Light-Driven Enhancement of Oxygen Evolution for Clean Energy Conversion: Co 3 O 4 -TiO 2 /CNTs P-N Heterojunction Catalysts Enabling Efficient Carrier Separation and Reduced Overpotential

In the renewable energy conversion system, water electrolysis technology is widely regarded as the core means to achieve clean hydrogen production. However, the anodic oxygen evolution reaction (OER) has become a key bottleneck limiting the overall water splitting efficiency due to its slow kinetic process and high overpotential. This study proposes a novel Co 3 O 4 -TiO 2 /CNTs p-n heterojunction catalyst, which was synthesized by hydrothermal method and significantly improved OER activity by combining heterojunction interface regulation and light field enhancement mechanism. Under illumination conditions, the catalyst achieved an overpotential of 390 mV at a current density of 10 mA cm −2 , which is superior to the performance of the dark state (410 mV) and single component Co 3 O 4 -TiO 2 catalysts.
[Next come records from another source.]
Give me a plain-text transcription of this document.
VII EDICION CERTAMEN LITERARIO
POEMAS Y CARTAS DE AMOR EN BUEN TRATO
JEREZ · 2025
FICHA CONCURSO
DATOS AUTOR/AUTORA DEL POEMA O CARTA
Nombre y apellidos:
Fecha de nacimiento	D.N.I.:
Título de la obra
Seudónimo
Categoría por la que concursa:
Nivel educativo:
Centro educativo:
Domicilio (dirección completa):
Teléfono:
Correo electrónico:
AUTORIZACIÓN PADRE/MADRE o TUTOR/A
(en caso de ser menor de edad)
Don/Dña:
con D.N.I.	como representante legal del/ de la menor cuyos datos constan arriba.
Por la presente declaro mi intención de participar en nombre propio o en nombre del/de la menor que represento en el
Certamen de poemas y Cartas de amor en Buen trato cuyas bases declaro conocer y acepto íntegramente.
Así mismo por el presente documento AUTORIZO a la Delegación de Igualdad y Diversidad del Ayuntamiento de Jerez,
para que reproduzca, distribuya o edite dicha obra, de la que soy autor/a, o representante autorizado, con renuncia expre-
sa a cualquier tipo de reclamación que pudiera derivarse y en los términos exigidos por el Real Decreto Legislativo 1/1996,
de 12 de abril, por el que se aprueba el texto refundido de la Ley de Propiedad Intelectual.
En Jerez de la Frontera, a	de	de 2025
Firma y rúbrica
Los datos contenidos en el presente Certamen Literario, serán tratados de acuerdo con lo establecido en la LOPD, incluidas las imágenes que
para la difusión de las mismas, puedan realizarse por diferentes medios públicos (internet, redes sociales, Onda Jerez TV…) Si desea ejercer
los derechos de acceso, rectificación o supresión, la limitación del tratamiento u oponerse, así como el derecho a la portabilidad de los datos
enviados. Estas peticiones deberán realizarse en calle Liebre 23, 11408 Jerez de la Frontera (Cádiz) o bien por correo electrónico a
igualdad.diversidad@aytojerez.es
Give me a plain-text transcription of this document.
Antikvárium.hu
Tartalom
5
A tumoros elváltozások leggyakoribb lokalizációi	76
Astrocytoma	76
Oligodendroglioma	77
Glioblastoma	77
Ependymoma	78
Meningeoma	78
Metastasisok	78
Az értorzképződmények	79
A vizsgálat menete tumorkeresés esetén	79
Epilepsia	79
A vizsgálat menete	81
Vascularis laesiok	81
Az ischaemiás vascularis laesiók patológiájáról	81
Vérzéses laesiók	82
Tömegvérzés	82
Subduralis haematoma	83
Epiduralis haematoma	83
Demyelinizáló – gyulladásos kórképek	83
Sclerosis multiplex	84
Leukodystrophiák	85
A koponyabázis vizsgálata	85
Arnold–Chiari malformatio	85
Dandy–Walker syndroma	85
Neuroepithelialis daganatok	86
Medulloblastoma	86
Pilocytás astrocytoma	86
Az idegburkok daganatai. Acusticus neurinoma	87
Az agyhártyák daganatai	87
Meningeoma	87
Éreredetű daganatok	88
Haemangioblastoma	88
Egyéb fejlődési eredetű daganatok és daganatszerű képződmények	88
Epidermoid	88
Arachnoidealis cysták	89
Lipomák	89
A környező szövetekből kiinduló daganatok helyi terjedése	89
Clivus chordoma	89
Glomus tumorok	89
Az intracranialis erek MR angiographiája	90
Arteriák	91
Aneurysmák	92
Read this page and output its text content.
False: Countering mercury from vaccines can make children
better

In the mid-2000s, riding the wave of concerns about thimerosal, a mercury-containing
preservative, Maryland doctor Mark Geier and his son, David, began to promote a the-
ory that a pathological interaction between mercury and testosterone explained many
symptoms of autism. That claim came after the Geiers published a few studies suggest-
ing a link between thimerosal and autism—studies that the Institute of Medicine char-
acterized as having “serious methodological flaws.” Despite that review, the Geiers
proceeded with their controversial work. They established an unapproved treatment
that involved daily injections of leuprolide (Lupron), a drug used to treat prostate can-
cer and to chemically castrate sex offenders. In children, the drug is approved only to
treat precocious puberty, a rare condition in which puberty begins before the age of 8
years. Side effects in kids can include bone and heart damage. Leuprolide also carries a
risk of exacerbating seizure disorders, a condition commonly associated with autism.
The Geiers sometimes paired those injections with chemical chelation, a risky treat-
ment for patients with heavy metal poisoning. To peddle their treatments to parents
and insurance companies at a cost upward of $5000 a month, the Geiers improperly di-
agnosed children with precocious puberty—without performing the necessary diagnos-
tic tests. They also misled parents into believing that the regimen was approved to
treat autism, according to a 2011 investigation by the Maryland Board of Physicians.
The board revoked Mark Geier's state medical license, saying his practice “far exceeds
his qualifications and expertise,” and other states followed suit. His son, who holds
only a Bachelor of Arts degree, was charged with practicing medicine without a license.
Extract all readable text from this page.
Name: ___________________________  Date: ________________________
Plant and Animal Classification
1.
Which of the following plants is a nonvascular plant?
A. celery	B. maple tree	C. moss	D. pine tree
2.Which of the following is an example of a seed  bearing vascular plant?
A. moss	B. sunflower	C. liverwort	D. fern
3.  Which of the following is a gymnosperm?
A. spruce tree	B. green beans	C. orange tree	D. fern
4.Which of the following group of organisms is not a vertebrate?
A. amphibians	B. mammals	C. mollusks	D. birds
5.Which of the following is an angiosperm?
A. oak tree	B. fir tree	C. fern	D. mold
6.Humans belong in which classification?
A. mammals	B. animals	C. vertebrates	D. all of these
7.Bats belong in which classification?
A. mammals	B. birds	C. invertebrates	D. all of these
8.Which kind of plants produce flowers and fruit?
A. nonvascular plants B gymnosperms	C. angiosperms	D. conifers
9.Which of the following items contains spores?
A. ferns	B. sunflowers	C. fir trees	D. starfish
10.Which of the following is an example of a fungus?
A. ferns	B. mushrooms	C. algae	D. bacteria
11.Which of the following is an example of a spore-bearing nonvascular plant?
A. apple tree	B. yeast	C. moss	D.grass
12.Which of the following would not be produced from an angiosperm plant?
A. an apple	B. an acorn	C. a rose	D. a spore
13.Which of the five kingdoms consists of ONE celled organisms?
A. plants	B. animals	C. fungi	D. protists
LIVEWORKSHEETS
The material characterization results indicate that the p-n heterojunction structure effectively promotes the separation and migration of photogenerated carriers and enhances the visible light absorption capability. This work expands the design ideas of energy catalytic materials by constructing a collaborative electric light dual field regulation system, providing a new strategy for developing efficient and low-energy water splitting electrocatalysts, which is expected to play an important role in the future clean energy production and storage field.